Run `npm run test:unit` for unit tests only.
## Linting
Run `npm run lint` before committing. Fix all errors before opening a pull request.
## Conventions
- Use TypeScript strict mode
- Prefer named exports over default exports
- All new functions require JSDoc comments
Specific Scenarios
Scenario 1: Monorepo with multiple services. Add a root-level AGENTS.md with global rules, then place service-specific AGENTS.md files in each subdirectory. Agents should read both, with the local file taking precedence.

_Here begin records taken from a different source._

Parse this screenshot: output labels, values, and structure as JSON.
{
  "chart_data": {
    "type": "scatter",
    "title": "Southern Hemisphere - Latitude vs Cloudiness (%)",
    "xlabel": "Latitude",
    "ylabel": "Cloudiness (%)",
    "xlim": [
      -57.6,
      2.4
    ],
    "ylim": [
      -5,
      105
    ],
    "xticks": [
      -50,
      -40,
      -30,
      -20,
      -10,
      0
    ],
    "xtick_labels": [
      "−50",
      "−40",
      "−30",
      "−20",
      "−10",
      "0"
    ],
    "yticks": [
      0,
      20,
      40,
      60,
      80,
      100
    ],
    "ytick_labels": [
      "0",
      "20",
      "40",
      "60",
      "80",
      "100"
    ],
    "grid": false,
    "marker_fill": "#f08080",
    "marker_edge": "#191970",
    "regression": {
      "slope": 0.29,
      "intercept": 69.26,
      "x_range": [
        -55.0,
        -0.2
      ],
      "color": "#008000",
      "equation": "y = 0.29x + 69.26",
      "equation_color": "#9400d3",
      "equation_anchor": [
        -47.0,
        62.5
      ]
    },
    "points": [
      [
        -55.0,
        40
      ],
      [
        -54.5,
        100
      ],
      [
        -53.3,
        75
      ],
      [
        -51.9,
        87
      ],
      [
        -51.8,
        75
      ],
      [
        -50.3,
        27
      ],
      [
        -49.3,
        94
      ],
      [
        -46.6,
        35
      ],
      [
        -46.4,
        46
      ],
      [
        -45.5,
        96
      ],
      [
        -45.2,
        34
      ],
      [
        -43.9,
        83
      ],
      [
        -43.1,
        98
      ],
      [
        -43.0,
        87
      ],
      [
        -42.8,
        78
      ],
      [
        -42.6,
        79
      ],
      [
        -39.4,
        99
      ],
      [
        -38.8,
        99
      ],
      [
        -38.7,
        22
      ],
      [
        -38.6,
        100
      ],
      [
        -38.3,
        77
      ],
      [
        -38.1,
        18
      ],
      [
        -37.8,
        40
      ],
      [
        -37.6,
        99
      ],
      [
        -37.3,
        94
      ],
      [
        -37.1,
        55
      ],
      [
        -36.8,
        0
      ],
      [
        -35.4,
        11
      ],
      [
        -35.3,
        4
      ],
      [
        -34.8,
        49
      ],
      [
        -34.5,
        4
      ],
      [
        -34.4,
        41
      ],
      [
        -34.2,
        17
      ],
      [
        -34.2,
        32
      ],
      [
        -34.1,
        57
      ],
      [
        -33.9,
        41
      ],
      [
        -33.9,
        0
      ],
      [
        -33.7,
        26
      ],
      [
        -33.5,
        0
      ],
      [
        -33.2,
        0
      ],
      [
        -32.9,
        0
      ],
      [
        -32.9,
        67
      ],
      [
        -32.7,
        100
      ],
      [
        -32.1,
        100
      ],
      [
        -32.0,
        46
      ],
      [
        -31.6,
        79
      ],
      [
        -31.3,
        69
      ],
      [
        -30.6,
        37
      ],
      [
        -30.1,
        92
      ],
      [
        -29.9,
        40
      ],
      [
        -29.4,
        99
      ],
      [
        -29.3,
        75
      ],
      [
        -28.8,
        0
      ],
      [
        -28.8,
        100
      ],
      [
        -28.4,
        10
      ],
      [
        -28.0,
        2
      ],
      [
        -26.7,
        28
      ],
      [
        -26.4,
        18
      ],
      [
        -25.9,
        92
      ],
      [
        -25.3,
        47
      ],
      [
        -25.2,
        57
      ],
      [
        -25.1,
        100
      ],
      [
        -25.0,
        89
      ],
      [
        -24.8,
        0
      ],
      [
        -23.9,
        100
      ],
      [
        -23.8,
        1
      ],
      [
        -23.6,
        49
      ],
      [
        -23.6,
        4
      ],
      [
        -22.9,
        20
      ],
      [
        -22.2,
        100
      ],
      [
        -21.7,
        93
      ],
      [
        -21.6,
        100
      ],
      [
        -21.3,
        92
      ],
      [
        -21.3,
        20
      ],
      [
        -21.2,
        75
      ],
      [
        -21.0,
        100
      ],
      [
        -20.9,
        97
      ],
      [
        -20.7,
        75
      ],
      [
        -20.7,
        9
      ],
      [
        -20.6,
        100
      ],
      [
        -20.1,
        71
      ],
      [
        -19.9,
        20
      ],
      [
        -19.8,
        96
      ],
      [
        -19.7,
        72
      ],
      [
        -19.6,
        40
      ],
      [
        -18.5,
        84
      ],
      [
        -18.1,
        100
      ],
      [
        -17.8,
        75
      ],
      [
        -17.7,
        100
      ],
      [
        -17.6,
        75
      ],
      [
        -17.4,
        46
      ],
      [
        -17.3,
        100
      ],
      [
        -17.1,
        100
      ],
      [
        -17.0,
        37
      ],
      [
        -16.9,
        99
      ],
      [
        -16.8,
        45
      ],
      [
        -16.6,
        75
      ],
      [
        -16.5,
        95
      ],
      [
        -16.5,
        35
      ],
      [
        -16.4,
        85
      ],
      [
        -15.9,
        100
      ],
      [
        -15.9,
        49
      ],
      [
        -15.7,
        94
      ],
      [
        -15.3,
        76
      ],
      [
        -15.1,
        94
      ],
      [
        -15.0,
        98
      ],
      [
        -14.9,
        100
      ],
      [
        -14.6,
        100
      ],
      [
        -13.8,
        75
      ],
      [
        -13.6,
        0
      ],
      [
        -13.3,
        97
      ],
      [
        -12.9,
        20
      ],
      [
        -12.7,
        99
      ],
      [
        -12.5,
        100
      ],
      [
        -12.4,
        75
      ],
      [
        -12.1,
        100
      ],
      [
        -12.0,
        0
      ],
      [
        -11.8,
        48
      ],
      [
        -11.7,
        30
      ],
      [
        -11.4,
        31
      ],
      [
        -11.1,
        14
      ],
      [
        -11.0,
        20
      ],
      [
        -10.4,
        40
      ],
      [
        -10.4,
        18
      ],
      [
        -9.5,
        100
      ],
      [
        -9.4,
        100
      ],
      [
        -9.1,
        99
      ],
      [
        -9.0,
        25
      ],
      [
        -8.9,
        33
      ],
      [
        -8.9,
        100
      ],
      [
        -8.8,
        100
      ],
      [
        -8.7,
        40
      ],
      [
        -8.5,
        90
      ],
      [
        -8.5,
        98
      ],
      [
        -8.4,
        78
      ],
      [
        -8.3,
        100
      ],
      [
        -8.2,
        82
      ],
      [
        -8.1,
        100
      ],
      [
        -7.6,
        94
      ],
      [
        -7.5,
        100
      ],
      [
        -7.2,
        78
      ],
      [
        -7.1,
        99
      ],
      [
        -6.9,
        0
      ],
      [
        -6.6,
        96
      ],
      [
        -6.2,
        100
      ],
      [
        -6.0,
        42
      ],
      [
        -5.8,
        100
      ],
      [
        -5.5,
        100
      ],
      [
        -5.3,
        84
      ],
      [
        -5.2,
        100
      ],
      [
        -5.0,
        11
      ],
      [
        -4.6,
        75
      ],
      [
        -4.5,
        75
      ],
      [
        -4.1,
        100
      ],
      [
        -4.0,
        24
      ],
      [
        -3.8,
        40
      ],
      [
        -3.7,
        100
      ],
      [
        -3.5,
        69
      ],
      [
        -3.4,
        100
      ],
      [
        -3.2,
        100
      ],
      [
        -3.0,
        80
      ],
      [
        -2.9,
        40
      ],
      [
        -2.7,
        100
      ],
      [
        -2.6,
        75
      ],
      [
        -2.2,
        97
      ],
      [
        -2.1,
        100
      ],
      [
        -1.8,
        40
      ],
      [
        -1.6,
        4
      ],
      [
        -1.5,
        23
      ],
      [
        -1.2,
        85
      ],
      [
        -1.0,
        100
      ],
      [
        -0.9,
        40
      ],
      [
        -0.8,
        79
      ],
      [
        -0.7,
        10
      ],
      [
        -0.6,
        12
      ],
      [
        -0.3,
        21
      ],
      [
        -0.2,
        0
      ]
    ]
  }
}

Scenario 2: Migrating from a verbose README. Extract only the commands and conventions that agents cannot infer from the codebase itself. Discard explanatory prose and historical context.
Real-World Examples
A Python project might include the following in its AGENTS.md to communicate testing and formatting requirements clearly.
## Testing
Run `pytest` from the project root. All tests must pass before merging.
## Formatting
Run `black .` and `isort .` before committing. CI will reject unformatted code.
When to Use It?
Use Cases
- Setting up a new repository that will use AI coding agents for development tasks
- Standardizing agent behavior across a team working on a shared codebase
- Replacing scattered documentation with a single authoritative agent reference
- Configuring Claude-based agents using the equivalent CLAUDE.md format
- Auditing existing agent documentation for verbosity and outdated instructions
- Onboarding automated pull request review or code generation tools
- Establishing project conventions that agents must follow consistently
Important Notes
Requirements
- The file must be placed in the repository root to ensure agents locate it reliably.
- Content must stay under 100 lines, with 60 lines as the recommended target.
- All commands listed must be tested and verified to work in the current project environment.